Sebuah laporan dari unit penelitian ekuitas Jefferies bulan ini mencatat memburuknya prospek ekonomi makro global sebagai risiko bagi DBS, yang dapat membatasi kenaikan pengembalian modal bagi bank, setelah pemberi pinjaman itu menerbitkan hasil pendapatannya.

“[The] perusahaan tidak melihat tekanan dalam buku saat ini,” laporan tersebut mencatat. “Kami melihat kenaikan yang agak terbatas . . . dengan biaya yang berjalan sedikit lebih tinggi dan . . . NIM sedikit lebih lemah.”

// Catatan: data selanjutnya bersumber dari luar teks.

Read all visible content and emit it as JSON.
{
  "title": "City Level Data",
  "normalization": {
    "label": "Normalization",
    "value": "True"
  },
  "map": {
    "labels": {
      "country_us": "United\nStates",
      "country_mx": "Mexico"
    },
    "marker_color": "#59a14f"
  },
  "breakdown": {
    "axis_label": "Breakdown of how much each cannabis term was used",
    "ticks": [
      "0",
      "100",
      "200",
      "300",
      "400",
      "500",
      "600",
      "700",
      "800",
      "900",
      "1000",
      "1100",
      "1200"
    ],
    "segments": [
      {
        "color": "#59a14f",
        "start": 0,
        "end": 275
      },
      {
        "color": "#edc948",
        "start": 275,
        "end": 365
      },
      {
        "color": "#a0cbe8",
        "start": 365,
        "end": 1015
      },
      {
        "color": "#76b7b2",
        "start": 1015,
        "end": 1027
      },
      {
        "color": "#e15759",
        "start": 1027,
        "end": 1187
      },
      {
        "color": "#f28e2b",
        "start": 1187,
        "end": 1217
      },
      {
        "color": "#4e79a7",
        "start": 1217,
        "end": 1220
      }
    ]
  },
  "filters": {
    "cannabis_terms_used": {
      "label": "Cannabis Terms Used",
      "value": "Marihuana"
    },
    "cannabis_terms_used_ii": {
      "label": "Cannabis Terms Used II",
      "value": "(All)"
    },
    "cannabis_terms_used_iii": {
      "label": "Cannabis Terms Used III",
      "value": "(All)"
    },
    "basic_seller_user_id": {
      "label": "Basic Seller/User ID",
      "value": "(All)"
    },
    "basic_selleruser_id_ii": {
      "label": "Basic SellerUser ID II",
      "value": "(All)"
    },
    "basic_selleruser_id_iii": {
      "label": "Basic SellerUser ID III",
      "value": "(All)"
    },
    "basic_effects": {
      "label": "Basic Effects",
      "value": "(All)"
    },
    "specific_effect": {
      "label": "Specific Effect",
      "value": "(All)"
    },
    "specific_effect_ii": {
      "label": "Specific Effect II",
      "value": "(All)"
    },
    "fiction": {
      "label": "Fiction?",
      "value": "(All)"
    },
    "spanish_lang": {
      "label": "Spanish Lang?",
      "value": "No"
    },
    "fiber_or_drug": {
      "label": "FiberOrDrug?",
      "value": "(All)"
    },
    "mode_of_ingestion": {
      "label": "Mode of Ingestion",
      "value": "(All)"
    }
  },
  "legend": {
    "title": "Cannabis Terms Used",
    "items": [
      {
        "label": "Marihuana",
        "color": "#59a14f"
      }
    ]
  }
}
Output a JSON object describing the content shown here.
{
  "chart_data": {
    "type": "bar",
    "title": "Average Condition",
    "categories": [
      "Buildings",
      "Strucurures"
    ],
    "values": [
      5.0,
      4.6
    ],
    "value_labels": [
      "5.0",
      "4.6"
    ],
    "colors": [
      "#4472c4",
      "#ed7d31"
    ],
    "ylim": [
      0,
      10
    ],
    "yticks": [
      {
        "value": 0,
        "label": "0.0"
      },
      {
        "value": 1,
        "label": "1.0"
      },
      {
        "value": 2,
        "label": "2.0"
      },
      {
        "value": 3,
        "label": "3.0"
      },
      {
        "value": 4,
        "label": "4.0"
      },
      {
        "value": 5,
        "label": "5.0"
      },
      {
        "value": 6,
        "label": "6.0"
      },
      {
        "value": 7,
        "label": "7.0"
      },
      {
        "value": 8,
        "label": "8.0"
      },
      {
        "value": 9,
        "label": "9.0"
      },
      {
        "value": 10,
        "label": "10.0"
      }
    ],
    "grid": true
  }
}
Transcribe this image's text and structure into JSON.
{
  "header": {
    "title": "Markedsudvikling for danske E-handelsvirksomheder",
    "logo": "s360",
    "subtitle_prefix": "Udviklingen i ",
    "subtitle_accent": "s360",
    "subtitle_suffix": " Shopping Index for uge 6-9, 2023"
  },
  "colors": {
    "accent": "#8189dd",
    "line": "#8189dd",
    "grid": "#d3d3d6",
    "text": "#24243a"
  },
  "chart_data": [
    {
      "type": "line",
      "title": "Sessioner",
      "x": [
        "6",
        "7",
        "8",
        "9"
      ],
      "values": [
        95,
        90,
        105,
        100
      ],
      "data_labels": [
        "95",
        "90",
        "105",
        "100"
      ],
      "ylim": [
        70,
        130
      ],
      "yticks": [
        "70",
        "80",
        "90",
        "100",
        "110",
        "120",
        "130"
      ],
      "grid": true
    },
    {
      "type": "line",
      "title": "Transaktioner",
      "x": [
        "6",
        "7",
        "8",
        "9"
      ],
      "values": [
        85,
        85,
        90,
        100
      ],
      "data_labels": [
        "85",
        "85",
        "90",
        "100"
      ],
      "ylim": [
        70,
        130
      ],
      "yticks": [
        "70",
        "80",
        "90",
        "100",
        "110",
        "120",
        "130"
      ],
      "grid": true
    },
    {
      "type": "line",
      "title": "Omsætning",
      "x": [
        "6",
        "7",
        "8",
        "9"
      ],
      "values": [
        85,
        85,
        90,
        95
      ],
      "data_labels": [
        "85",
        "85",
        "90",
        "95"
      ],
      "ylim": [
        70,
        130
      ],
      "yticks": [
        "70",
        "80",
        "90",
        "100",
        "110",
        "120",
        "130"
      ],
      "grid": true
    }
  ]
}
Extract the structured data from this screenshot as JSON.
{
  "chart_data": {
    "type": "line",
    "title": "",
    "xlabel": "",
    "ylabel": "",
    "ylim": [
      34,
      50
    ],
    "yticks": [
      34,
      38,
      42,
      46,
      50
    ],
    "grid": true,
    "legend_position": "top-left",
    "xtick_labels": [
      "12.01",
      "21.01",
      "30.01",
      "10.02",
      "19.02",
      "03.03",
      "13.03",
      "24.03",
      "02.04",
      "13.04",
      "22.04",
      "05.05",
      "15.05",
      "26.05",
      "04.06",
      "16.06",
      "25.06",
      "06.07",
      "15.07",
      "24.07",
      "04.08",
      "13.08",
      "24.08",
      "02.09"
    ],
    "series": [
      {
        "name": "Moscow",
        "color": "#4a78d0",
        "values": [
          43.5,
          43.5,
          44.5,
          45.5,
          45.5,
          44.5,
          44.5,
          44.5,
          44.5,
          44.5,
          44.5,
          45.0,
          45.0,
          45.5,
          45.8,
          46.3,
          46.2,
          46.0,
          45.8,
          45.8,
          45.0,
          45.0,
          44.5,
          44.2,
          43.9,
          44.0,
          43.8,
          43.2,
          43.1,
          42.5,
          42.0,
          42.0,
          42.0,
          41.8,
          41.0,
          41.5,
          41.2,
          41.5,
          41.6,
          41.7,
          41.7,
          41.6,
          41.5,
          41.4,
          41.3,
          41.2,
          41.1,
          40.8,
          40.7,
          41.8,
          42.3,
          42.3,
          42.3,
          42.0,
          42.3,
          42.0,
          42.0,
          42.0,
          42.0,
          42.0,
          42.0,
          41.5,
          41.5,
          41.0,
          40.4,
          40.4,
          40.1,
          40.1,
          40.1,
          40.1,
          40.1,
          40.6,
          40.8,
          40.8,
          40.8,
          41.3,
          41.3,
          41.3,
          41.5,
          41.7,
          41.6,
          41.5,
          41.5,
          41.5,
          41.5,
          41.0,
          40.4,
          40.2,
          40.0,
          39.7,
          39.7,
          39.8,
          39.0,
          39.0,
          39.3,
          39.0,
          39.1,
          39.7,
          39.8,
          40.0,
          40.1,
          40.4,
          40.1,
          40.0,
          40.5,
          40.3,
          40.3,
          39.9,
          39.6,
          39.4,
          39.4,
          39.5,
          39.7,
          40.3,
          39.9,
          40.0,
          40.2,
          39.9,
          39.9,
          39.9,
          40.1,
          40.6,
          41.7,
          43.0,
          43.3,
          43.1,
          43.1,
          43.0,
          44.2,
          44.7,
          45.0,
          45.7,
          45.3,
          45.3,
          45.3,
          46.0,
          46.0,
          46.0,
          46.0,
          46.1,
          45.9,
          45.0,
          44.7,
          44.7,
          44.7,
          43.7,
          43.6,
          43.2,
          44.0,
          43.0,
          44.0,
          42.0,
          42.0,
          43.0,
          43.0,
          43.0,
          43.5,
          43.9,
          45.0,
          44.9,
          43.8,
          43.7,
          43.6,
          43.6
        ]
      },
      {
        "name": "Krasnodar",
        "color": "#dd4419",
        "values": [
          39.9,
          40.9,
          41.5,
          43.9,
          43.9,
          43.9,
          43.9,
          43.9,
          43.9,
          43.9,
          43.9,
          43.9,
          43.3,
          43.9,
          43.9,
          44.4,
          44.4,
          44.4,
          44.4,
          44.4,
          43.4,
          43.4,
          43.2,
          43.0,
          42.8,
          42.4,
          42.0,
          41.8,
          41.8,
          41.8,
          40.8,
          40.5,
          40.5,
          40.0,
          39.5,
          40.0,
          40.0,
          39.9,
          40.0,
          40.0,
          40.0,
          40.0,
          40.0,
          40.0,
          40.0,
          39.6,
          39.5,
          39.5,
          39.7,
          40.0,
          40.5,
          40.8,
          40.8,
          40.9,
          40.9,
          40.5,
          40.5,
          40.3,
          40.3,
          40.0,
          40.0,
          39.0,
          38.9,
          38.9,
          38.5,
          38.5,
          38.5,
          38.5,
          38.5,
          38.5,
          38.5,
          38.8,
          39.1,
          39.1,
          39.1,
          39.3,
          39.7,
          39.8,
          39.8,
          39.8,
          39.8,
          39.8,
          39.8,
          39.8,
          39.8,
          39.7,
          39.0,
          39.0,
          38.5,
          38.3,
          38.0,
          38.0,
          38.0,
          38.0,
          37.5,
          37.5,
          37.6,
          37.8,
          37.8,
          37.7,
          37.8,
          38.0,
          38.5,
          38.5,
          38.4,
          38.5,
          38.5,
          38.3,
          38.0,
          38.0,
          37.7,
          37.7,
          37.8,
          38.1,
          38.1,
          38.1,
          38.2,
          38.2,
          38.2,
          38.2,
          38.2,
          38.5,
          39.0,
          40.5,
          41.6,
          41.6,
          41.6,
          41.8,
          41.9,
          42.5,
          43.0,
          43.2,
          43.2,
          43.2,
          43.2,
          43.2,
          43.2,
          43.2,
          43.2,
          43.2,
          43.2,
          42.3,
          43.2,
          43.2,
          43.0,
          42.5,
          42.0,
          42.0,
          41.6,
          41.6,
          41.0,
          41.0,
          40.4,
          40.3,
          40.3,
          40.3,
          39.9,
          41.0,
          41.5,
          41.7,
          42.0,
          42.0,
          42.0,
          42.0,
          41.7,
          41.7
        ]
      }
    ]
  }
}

Namun, mungkin masih ada waktu tersisa bagi bank seperti DBS untuk memanfaatkan biaya pembiayaan yang tinggi, karena Fed mengisyaratkan pendekatan yang hati-hati terhadap setiap pemotongan suku bunga di masa mendatang.

Dalam laporan bulan ini, unit penelitian global HSBC menyoroti bahwa bagi bank sentral AS, “waktu setiap langkah untuk memangkas suku bunga kebijakan mungkin masih sangat bergantung pada angka inflasi yang akan datang dalam beberapa bulan mendatang”.

“Kami semakin yakin,” kata HSBC, mengutip pernyataan ketua Fed Jay Powell pada pertemuan bulan Januari. “Namun, belum sampai pada titik di mana kami merasa bahwa memulai proses pengurangan pembatasan merupakan keputusan yang sangat penting.”

A versi Artikel ini pertama kali dipublikasikan oleh Nikkei Asia pada tanggal 27 Februari. ©2024 Nikkei Inc. Seluruh hak cipta dilindungi undang-undang.